El tiempo menos solo

Actualización: 09/12/2015

Abraham Gragera

La soledad del tiempo y el tiempo de la soledad, por Mariano Peyrou

Por Mariano Peyrou

Abraham Gragera
El tiempo menos solo
Pre-Textos, Valencia, 2013
 

En noviembre de 2005, hace nueve años, se publicóAdiós a la época de los grandes caracteres, el primer libro de poemas de Abraham Gragera. Al poco tiempo ya se había convertido en un libro de culto: muy citado, muy plagiado y, en general, mal entendido. Mal entendido porque, en cierta medida, desmonta el aparato crítico del lector, como toda verdadera obra de arte. No se ajusta a las expectativas, a los moldes; eso es precisamente lo que la convierte en una verdadera obra de arte. ¿Quiere esto decir que toda verdadera obra de arte es, en general, mal entendida? En mi opinión, sí.

            Sin embargo, entre los buenos lectores, que desde luego los hay –son quienes tienen un aparato crítico lo bastante flexible como para adaptarse a las exigencias de cada obra particular-, la sensación fue la de estar ante un gran poeta. La aparición, en diciembre de 2012, de El tiempo menos solo, el libro que presentamos aquí hoy, legitimó plenamente esta sensación.

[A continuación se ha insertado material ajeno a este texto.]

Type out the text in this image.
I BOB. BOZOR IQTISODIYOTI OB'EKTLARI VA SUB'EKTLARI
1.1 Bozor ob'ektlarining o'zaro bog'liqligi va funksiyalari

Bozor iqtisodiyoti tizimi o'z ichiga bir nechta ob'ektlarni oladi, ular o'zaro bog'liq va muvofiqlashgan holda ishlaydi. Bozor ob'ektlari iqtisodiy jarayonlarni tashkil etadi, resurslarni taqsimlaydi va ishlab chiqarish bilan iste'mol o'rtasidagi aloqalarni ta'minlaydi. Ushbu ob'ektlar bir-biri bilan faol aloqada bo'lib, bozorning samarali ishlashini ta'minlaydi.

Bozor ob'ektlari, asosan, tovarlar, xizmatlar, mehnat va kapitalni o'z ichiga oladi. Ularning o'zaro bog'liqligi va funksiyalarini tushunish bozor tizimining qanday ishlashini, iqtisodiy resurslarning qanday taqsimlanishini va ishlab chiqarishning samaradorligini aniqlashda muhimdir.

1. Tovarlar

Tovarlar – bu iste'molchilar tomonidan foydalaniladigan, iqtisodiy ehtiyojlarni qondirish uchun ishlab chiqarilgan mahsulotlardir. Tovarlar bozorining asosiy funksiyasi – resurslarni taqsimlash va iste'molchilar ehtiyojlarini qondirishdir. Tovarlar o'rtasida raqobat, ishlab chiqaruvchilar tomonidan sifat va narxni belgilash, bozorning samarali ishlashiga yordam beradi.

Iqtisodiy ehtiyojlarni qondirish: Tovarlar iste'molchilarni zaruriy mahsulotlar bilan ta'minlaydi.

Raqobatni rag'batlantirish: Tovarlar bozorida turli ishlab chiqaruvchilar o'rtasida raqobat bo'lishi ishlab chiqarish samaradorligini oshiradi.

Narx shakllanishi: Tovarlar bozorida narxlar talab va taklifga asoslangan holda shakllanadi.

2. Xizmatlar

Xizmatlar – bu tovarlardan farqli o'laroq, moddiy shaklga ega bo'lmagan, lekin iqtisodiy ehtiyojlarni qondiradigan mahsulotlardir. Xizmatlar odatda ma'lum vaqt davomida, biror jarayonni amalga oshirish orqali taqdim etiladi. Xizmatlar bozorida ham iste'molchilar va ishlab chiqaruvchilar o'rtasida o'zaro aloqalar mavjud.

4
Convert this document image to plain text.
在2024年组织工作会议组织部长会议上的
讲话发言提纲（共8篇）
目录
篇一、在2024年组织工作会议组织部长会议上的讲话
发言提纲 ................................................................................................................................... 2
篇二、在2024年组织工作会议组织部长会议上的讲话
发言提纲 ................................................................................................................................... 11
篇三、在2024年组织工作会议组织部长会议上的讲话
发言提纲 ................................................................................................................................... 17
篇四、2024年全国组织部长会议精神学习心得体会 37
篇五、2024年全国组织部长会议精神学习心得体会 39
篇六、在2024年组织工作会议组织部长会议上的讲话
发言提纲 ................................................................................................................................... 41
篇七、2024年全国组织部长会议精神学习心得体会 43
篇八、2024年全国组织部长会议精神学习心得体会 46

            A veces pienso que las buenas obras de arte producen lenguaje, generan ideas y palabras, demandan que se hable de ellas, que se las analice y se las cuestione. Esto ocurriría porque de algún modo nos fecundan, nos estimulan intelectual y emocionalmente, nos siembran de palabras, de imágenes, de sonidos. Otras veces, en cambio, me parece que las buenas obras son las que nos dejan sin palabras, perplejos, atónitos, tal vez incluso momentáneamente vacíos de sentimientos y de ideas. Esto ocurriría porque percibimos que ya está todo dicho, que no hay nada que podamos añadir que no suponga un estorbo. Creo que de algún modo esto se parece a la gestión del aplauso: a veces sentimos el deseo de aplaudir, pero ante una obra, una representación o un concierto realmente alucinantes, lo que queremos es escuchar el silencio, y en el silencio, ecos o resonancias, no palabras. Todo esto, sin duda, tiene que ver con la distinción entre lo bello y lo sublime, con la diferencia entre el placer y el goce. La obra de Abraham Gragera se sitúa, sin duda, en la segunda de todas estas categorías.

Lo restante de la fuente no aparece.